Marktoberdorf „In keiner Weise stellt mich der Brief zufrieden", sagt Waltraud Joa. Sie sieht ihn eher als Vertröstung, denn Ärger und Frust darüber, dass am Marktoberdorfer Bahnhof in absehbarer Zeit keine Aufzüge gebaut werden sollen, sind bei der Beauftragten der Stadt für Menschen mit Handicap nach wie vor sehr groß. Geantwortet auf die Mängelliste hat ihr der DBKonzernbevollmächtigte für den Freistaat Bayern, Heiko Büttner.
Zunächst begründet er, warum die Bahnsteigkante in Marktoberdorf nicht auf einer Höhe von 55, sondern von 76 Zentimetern liegt. Bei den derzeit eingesetzten Zügen ist laut Joa ein Zustieg für Rollstuhlfahrer nur über eine Rampe möglich. Die einzusetzen, so ergab ein Test am Bahnhof, ist grundsätzlich möglich, aber umständlich. Büttner verweist auf die vom Bund geforderte einheitliche, in Marktoberdorf umgesetzte Bahnsteighöhe von 76 Zentimetern.
Knackpunkt an der ganzen Geschichte sind jedoch die fehlenden Fahrstühle. Weil zudem der Mittelbahnsteig abgebrochen wurde, ist bis zu deren Einbau kein Überweg vorhanden. Der Umweg über die Bahnschienen beim Fendt-Kreisel oder über die Unterführung zwischen zwei Einkaufsmärkten beträgt über 500 Meter Unzumutbar, wie nicht nur Joa findet.
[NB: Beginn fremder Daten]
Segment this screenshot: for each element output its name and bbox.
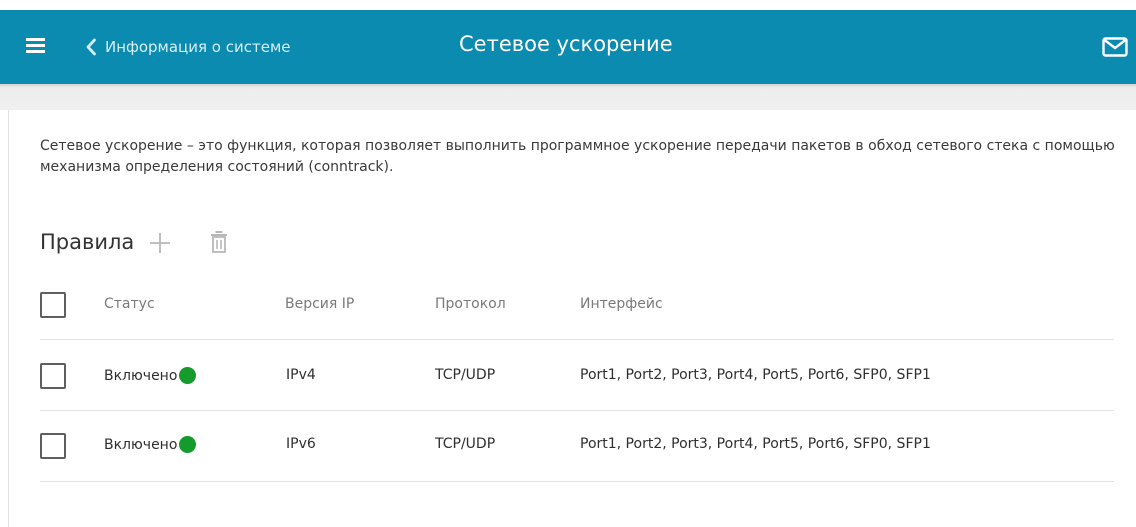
page-title: Сетевое ускорение — [459, 32, 673, 56]
plus-icon — [150, 233, 170, 253]
status-indicator-dot — [179, 436, 197, 453]
row-checkbox[interactable] — [40, 363, 66, 389]
status-cell: Включено — [104, 436, 197, 453]
status-indicator-dot — [179, 367, 197, 384]
column-header-interface: Интерфейс — [580, 296, 663, 312]
protocol-cell: TCP/UDP — [435, 436, 496, 452]
hamburger-menu-icon[interactable] — [26, 38, 45, 54]
ip-version-cell: IPv6 — [286, 436, 316, 452]
top-app-bar: Информация о системе Сетевое ускорение — [0, 10, 1136, 84]
table-row-divider — [40, 410, 1114, 411]
chevron-left-icon — [86, 38, 96, 56]
table-divider — [40, 339, 1114, 340]
interface-cell: Port1, Port2, Port3, Port4, Port5, Port6… — [580, 367, 931, 383]
back-link-label: Информация о системе — [105, 38, 291, 56]
protocol-cell: TCP/UDP — [435, 367, 496, 383]
select-all-checkbox[interactable] — [40, 292, 66, 318]
status-label: Включено — [104, 436, 178, 453]
status-cell: Включено — [104, 367, 197, 384]
envelope-icon[interactable] — [1102, 37, 1128, 57]
ip-version-cell: IPv4 — [286, 367, 316, 383]
trash-icon — [211, 231, 227, 253]
header-shadow — [0, 84, 1136, 110]
column-header-ip-version: Версия IP — [285, 296, 355, 312]
page-description: Сетевое ускорение – это функция, которая… — [40, 138, 1115, 175]
column-header-protocol: Протокол — [435, 296, 506, 312]
rules-section-title: Правила — [40, 230, 135, 254]
back-link[interactable]: Информация о системе — [85, 34, 291, 60]
interface-cell: Port1, Port2, Port3, Port4, Port5, Port6… — [580, 436, 931, 452]
add-rule-button[interactable] — [148, 231, 172, 255]
delete-rule-button[interactable] — [209, 229, 229, 255]
table-row-divider — [40, 481, 1114, 482]
column-header-status: Статус — [104, 296, 155, 312]
row-checkbox[interactable] — [40, 433, 66, 459]
status-label: Включено — [104, 367, 178, 384]
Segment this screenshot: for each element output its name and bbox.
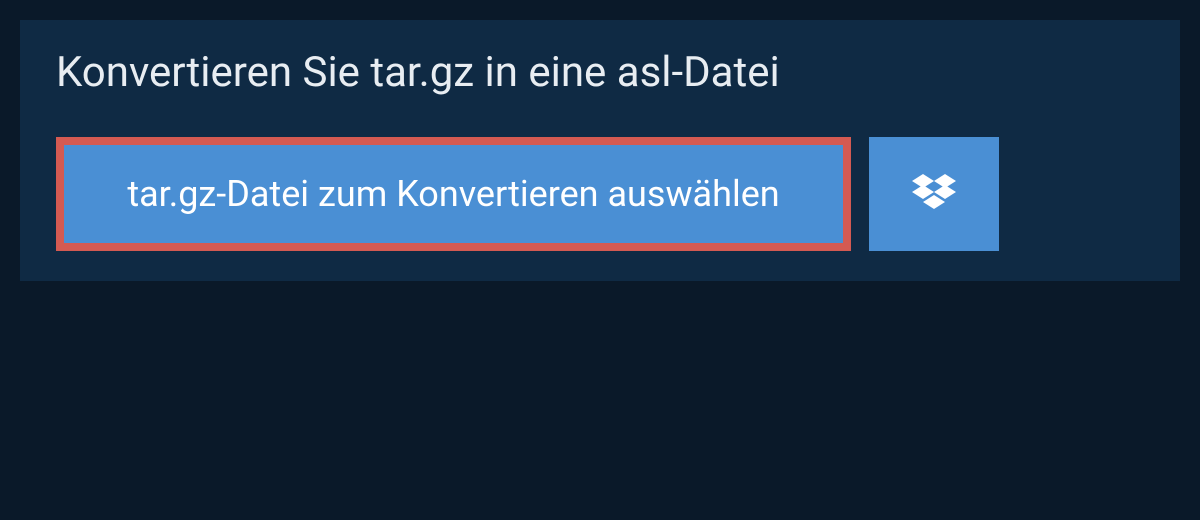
converter-panel: Konvertieren Sie tar.gz in eine asl-Date… bbox=[20, 20, 1180, 281]
action-row: tar.gz-Datei zum Konvertieren auswählen bbox=[20, 137, 1180, 251]
dropbox-button[interactable] bbox=[869, 137, 999, 251]
dropbox-icon bbox=[912, 174, 956, 214]
select-file-button[interactable]: tar.gz-Datei zum Konvertieren auswählen bbox=[56, 137, 851, 251]
page-heading: Konvertieren Sie tar.gz in eine asl-Date… bbox=[20, 20, 1180, 137]
select-file-label: tar.gz-Datei zum Konvertieren auswählen bbox=[127, 173, 779, 215]
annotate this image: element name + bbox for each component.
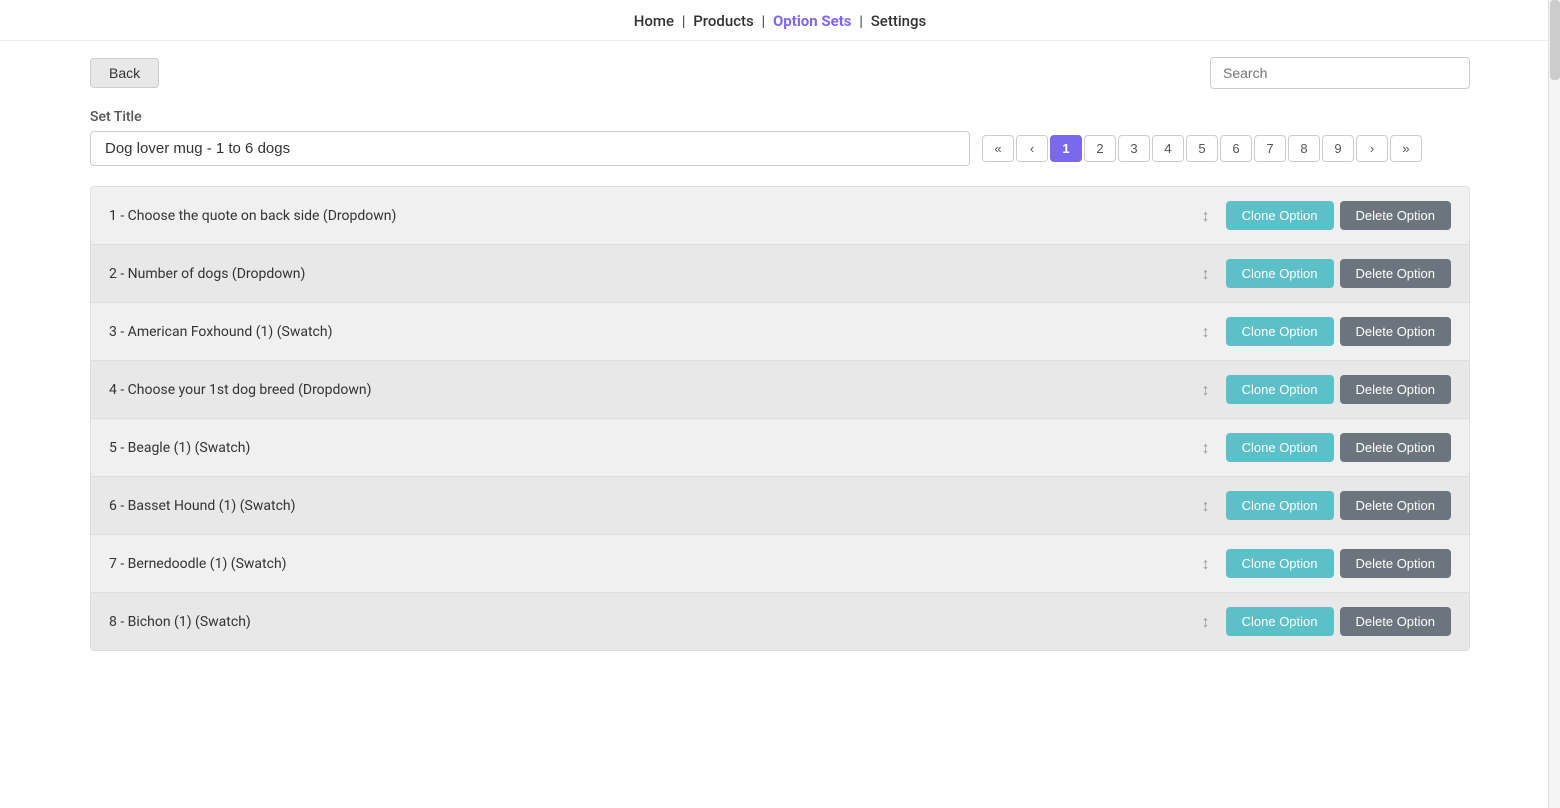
option-label: 2 - Number of dogs (Dropdown)	[109, 266, 1202, 282]
table-row: 2 - Number of dogs (Dropdown)↕ Clone Opti…	[91, 245, 1469, 303]
nav-sep-2: |	[762, 12, 766, 30]
sort-icon[interactable]: ↕	[1202, 554, 1210, 574]
clone-option-button[interactable]: Clone Option	[1226, 433, 1334, 462]
delete-option-button[interactable]: Delete Option	[1340, 375, 1452, 404]
scrollbar-track[interactable]	[1548, 0, 1560, 808]
pagination-page-7[interactable]: 7	[1254, 135, 1286, 162]
main-container: Back Set Title « ‹ 1 2 3 4 5 6 7 8 9 › »…	[50, 41, 1510, 667]
clone-option-button[interactable]: Clone Option	[1226, 201, 1334, 230]
table-row: 1 - Choose the quote on back side (Dropd…	[91, 187, 1469, 245]
search-input[interactable]	[1210, 57, 1470, 89]
delete-option-button[interactable]: Delete Option	[1340, 491, 1452, 520]
nav-settings[interactable]: Settings	[871, 12, 927, 30]
sort-icon[interactable]: ↕	[1202, 206, 1210, 226]
pagination-page-6[interactable]: 6	[1220, 135, 1252, 162]
set-title-row: « ‹ 1 2 3 4 5 6 7 8 9 › »	[90, 131, 1470, 166]
pagination-page-1[interactable]: 1	[1050, 135, 1082, 162]
nav-products[interactable]: Products	[693, 12, 754, 30]
table-row: 8 - Bichon (1) (Swatch)↕ Clone OptionDele…	[91, 593, 1469, 650]
delete-option-button[interactable]: Delete Option	[1340, 549, 1452, 578]
delete-option-button[interactable]: Delete Option	[1340, 433, 1452, 462]
pagination-page-9[interactable]: 9	[1322, 135, 1354, 162]
option-label: 1 - Choose the quote on back side (Dropd…	[109, 208, 1202, 224]
pagination-prev[interactable]: ‹	[1016, 135, 1048, 162]
option-label: 5 - Beagle (1) (Swatch)	[109, 440, 1202, 456]
pagination: « ‹ 1 2 3 4 5 6 7 8 9 › »	[982, 135, 1422, 162]
scrollbar-thumb[interactable]	[1550, 0, 1560, 80]
table-row: 3 - American Foxhound (1) (Swatch)↕ Clone…	[91, 303, 1469, 361]
sort-icon[interactable]: ↕	[1202, 496, 1210, 516]
pagination-page-5[interactable]: 5	[1186, 135, 1218, 162]
option-label: 6 - Basset Hound (1) (Swatch)	[109, 498, 1202, 514]
clone-option-button[interactable]: Clone Option	[1226, 607, 1334, 636]
table-row: 6 - Basset Hound (1) (Swatch)↕ Clone Opti…	[91, 477, 1469, 535]
delete-option-button[interactable]: Delete Option	[1340, 607, 1452, 636]
pagination-page-4[interactable]: 4	[1152, 135, 1184, 162]
table-row: 7 - Bernedoodle (1) (Swatch)↕ Clone Optio…	[91, 535, 1469, 593]
delete-option-button[interactable]: Delete Option	[1340, 201, 1452, 230]
pagination-page-8[interactable]: 8	[1288, 135, 1320, 162]
sort-icon[interactable]: ↕	[1202, 612, 1210, 632]
nav-option-sets[interactable]: Option Sets	[773, 12, 852, 30]
nav-home[interactable]: Home	[634, 12, 674, 30]
pagination-page-3[interactable]: 3	[1118, 135, 1150, 162]
pagination-next[interactable]: ›	[1356, 135, 1388, 162]
clone-option-button[interactable]: Clone Option	[1226, 549, 1334, 578]
delete-option-button[interactable]: Delete Option	[1340, 259, 1452, 288]
option-label: 4 - Choose your 1st dog breed (Dropdown)	[109, 382, 1202, 398]
option-label: 7 - Bernedoodle (1) (Swatch)	[109, 556, 1202, 572]
back-button[interactable]: Back	[90, 58, 159, 88]
pagination-last[interactable]: »	[1390, 135, 1422, 162]
clone-option-button[interactable]: Clone Option	[1226, 375, 1334, 404]
set-title-label: Set Title	[90, 109, 1470, 125]
table-row: 4 - Choose your 1st dog breed (Dropdown)…	[91, 361, 1469, 419]
options-list: 1 - Choose the quote on back side (Dropd…	[90, 186, 1470, 651]
table-row: 5 - Beagle (1) (Swatch)↕ Clone OptionDele…	[91, 419, 1469, 477]
nav-sep-1: |	[682, 12, 686, 30]
clone-option-button[interactable]: Clone Option	[1226, 317, 1334, 346]
option-label: 8 - Bichon (1) (Swatch)	[109, 614, 1202, 630]
sort-icon[interactable]: ↕	[1202, 264, 1210, 284]
top-navigation: Home | Products | Option Sets | Settings	[0, 0, 1560, 41]
nav-sep-3: |	[859, 12, 863, 30]
sort-icon[interactable]: ↕	[1202, 380, 1210, 400]
option-label: 3 - American Foxhound (1) (Swatch)	[109, 324, 1202, 340]
clone-option-button[interactable]: Clone Option	[1226, 491, 1334, 520]
sort-icon[interactable]: ↕	[1202, 438, 1210, 458]
pagination-first[interactable]: «	[982, 135, 1014, 162]
delete-option-button[interactable]: Delete Option	[1340, 317, 1452, 346]
clone-option-button[interactable]: Clone Option	[1226, 259, 1334, 288]
set-title-input[interactable]	[90, 131, 970, 166]
sort-icon[interactable]: ↕	[1202, 322, 1210, 342]
toolbar: Back	[90, 57, 1470, 89]
pagination-page-2[interactable]: 2	[1084, 135, 1116, 162]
Die Bahn begründet die Verzögerung des Einbaus auf das vierte Quartal in diesem Jahr mit der „begrenzten Verfügbarkeit von Fachplanern für Aufzugsanlagen. Der Markt ist klein und die Kapazitäten dieser Experten sind stark ausgelastet. Zusätzlich ist auch die Anzahl der ausführenden Aufzugsfirmen beschränkt." Die Nachfrage sei hoch, die Auftragsbücher seien nahezu vollständig gefüllt, antwortet Büttner. Er ergänzt: ,,Die Ausführungsplanung liegt uns seit Ende Oktober vor und befindet sich in der Prüfung. Nach deren Abschluss wird die Ausschreibung gestartet, mit dem Ziel, die Vergabe an die ausführenden Firmen bis Februar abzuschließen. Gemäß den Zeitplänen der Aufzugsbauer beträgt die Mindestzeitspanne zwischen der Fertigstellung des Schachtgerüsts und der Inbetriebnahme der Aufzüge 220 Tage."
Joa versteht die Welt nicht mehr. Denn sie habe die Auskunft erhalten, die Aufzüge seien bereits vor drei Jahren 'bestellt worden. „Ich habe das Gefühl, man wird für dumm verkauft." Deshalb warnte sie Kaufbeurens Oberbürgermeister Stefan Bosse vor, weil auch dort der Bahnhof umgebaut wird.
Ansonsten ist Joa voll des Lobes, wie auf der Baustelle gearbeitet worden ist. Auch die Unterführung, die sie von Fotos ihres Mannes her kennt, gefällt ihr. Wenn da nur nicht die Sache mit den Aufzügen wäre. ,,Das war der Hammer." Nun hat sie einen Brief an Ministerpräsidenten Markus Söder geschrieben - an Heiligabend. Vielleicht geht ihr Wunsch doch früher in Erfüllung.